HQ mode truly helps retain a lot of detail in low light.
HQ mode truly helps retain a lot of detail in low light.

But it’s silly that I have to remember to turn on HQ every time I’m shooting at night, as you can’t use it and HDR on at the same time. There’s no reason the camera shouldn’t be able to automate that choice for you.

Problem is, you have to remember to turn it off. This photo has HQ turned off, and is a lot muddier.
Problem is, you have to remember to turn it off. This photo has HQ turned off, and is a lot muddier.

Oh, and then there’s the new selfie camera. It’s pretty great, with a couple of caveats.

It takes good photos in various conditions. Noise is kept pretty low in low light, and colors are actually pretty great in the daytime. There’s ample detail, and OnePlus doesn’t turn on that goddawful beauty mode on by default.

img_20161121_115619

However, there’s no autofocus. That makes the resolution upgrade something of a moot point, as the only reason I’d really want to up the resolution on a selfie is to capture more of my environment, not so that people can count my pores. It means that backgrounds, particularly in low light with strong noise reduction, were often quite mushy.

img_20161119_182151

There’s also no HDR for selfies, and I don’t see any reason why.
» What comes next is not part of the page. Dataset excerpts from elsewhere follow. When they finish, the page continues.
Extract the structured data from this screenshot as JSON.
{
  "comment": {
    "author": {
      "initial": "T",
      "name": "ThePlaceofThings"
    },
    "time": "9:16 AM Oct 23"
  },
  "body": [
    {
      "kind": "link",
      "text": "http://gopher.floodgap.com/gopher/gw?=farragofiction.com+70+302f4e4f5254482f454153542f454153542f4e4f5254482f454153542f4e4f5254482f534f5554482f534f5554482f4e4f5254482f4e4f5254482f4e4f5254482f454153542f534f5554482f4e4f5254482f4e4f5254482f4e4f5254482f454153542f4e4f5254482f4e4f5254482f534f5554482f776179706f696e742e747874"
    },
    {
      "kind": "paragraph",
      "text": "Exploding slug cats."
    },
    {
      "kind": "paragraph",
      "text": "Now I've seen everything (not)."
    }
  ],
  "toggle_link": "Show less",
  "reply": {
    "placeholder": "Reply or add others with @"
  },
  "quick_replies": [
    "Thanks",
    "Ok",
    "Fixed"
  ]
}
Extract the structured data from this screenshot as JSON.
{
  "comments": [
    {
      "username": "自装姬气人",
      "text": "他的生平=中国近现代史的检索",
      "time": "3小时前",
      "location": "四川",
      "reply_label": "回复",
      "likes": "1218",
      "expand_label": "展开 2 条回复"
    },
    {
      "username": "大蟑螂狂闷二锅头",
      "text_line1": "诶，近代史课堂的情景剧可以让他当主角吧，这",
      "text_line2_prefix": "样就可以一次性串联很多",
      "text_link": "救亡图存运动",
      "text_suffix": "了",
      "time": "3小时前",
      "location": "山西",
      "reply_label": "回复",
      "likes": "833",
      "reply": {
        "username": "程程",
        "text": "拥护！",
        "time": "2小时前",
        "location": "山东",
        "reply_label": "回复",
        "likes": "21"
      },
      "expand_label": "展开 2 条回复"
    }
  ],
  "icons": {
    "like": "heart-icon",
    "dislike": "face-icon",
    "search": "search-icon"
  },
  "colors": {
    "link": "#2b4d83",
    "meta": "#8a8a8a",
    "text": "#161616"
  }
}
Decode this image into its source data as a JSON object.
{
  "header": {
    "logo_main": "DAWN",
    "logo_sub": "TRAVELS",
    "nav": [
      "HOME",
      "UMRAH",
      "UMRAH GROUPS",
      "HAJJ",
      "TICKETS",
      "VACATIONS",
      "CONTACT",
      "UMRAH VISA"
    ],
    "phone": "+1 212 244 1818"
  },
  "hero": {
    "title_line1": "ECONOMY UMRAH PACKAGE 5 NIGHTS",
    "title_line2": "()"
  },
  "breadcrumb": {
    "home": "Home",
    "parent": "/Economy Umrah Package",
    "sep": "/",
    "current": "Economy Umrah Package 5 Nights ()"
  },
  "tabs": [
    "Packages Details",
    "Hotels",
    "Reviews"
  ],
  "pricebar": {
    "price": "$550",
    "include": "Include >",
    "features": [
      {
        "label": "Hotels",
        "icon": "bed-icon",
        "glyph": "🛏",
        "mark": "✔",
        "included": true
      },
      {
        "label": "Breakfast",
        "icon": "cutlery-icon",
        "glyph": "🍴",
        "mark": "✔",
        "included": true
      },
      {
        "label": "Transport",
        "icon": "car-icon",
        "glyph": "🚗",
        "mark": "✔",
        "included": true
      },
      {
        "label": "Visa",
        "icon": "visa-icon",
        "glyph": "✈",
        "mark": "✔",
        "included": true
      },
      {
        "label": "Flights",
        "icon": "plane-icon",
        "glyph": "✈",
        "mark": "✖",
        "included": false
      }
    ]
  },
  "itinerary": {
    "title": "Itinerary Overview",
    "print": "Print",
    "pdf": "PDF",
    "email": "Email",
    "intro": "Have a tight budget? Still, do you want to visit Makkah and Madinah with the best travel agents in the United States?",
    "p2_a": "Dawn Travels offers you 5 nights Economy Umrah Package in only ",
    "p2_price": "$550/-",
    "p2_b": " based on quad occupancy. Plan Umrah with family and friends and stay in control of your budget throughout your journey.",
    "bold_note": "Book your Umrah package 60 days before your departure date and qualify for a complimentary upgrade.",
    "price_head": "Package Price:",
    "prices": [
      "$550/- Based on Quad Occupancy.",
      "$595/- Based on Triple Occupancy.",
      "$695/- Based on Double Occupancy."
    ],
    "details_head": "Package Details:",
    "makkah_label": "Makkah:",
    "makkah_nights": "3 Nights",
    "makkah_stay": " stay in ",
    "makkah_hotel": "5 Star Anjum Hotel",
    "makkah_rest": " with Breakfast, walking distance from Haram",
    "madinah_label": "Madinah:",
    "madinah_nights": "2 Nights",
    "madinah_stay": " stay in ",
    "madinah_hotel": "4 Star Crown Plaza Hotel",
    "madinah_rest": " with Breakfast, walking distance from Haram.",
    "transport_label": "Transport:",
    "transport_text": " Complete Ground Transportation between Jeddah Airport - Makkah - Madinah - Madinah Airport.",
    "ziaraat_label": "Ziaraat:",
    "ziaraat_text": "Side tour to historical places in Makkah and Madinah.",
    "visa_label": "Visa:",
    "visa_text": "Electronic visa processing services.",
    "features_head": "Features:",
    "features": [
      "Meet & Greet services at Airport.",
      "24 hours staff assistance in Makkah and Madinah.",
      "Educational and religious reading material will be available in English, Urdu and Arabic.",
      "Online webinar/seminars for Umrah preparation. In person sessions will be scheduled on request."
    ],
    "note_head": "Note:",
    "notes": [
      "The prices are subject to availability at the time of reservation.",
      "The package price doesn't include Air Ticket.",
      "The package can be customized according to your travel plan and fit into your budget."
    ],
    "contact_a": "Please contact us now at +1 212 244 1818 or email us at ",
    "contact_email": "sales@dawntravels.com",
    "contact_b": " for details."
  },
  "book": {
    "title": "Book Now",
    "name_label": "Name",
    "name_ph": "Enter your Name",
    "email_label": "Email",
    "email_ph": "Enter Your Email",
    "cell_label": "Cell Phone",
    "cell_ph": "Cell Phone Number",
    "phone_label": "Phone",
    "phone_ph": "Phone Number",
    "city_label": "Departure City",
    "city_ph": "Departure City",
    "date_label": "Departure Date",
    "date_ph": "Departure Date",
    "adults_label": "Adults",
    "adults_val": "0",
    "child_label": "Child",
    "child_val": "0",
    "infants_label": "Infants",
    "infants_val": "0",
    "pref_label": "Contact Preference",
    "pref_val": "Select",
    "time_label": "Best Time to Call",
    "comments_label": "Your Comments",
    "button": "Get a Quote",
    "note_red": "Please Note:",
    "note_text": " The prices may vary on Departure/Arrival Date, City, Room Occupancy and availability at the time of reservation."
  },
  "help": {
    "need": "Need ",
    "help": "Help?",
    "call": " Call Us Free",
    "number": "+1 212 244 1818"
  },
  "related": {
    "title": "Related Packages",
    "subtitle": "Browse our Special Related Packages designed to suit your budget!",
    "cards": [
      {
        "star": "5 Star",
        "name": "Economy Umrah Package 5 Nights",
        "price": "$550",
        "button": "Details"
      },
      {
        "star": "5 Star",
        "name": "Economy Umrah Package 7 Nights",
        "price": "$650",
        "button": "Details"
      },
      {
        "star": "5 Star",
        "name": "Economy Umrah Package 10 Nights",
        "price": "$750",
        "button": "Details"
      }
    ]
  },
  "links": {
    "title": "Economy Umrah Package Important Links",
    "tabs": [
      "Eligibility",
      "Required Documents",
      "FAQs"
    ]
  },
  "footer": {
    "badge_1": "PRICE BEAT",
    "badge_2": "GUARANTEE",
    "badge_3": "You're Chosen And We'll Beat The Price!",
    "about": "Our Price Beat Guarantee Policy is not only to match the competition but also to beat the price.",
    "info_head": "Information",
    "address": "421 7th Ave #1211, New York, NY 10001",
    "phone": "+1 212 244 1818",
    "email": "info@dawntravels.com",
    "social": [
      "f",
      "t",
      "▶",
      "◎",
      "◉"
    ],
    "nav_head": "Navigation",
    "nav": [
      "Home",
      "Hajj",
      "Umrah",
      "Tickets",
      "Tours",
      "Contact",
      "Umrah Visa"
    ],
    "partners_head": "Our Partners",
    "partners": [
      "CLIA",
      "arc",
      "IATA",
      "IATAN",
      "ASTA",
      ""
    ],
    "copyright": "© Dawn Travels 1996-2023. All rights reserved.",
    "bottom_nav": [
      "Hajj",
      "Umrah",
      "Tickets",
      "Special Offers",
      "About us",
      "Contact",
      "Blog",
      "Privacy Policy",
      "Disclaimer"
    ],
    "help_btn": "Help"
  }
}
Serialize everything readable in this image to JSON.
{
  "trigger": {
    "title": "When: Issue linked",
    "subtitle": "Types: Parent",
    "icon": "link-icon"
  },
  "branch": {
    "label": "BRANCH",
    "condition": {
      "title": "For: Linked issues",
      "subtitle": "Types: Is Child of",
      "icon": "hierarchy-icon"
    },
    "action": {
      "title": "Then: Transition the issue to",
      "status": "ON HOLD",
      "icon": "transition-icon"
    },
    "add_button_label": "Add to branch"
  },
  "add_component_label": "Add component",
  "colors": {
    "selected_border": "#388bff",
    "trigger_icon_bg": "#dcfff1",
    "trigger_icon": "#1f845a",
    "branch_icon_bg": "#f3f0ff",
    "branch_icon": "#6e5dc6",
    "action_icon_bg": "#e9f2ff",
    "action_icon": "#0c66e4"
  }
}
It’s just as useful with selfies as with environmental photos, given you might often find yourself with a strong constrasting backlight, such as when trying to capture a photo of yourself with a sunset.

Those caveat aside, the OnePlus 3 is an excellent shooter, right up there with the Galaxy S7 and LG V20 as one of the best camera phones of the year.

Buy it for the battery life and polish, not performance

oneplus-3t-3

It bears repeating: if you already have a OnePlus 3 and don’t mind the battery life, you don’t need to upgrade to a 3T. The 3T’s performance bump is nice, but hardly noticeable in day-to-day use.

For everyone else, the OnePlus 3T is an excellent smartphone, quite possibly the best all-around performer you can buy. At $439, it’s one of the best values out there too.

It’s hurdle is that 2016 has been a year of excellent smartphones all-around. And while the flagship specs at a low price used to be OnePlus’ sole domain, that’s now occupied by other excellent smartphones like the ZTE Axon 7, Huawei Honor 8, and LeEco Le Pro 3.

On paper, it makes the OnePlus 3T a bit harder to recommend, because it doesn’t really seem to offer a particular hook. The Axon 7 has a unique design, some of the best audio performance on the market, and a higher resolution display. The Honor 8 has the fancy dual camera system and a relatively small size. The LeEco LePro 3 offers the same Snapdragon 821, an even bigger battery, stereo speakers, and even an IR blaster.

Meanwhile, the OnePlus 3’s most unique hardware feature is the alert slider.

But phones are about more than a spec sheet, and where OnePlus excels over all its immediate competitors – and even most more expensive ones – is in polish. The software is one of the very best takes on Android, and will likely get better with Nougat. The design isn’t unique, but it is refined. The phone flies through apps with nary a slowdown. And OnePlus has a tendency to listen to its community, with upgrades coming faster now thanks to a merger of its OxygenOS and HydrogenOS teams.

So while OnePlus is likely going to have to up its game as the budget flagship becomes more common, for now the 3T is one of the very best phones your money can buy, budget or not. The it goes on sale tomorrow, November 22, starting at $439.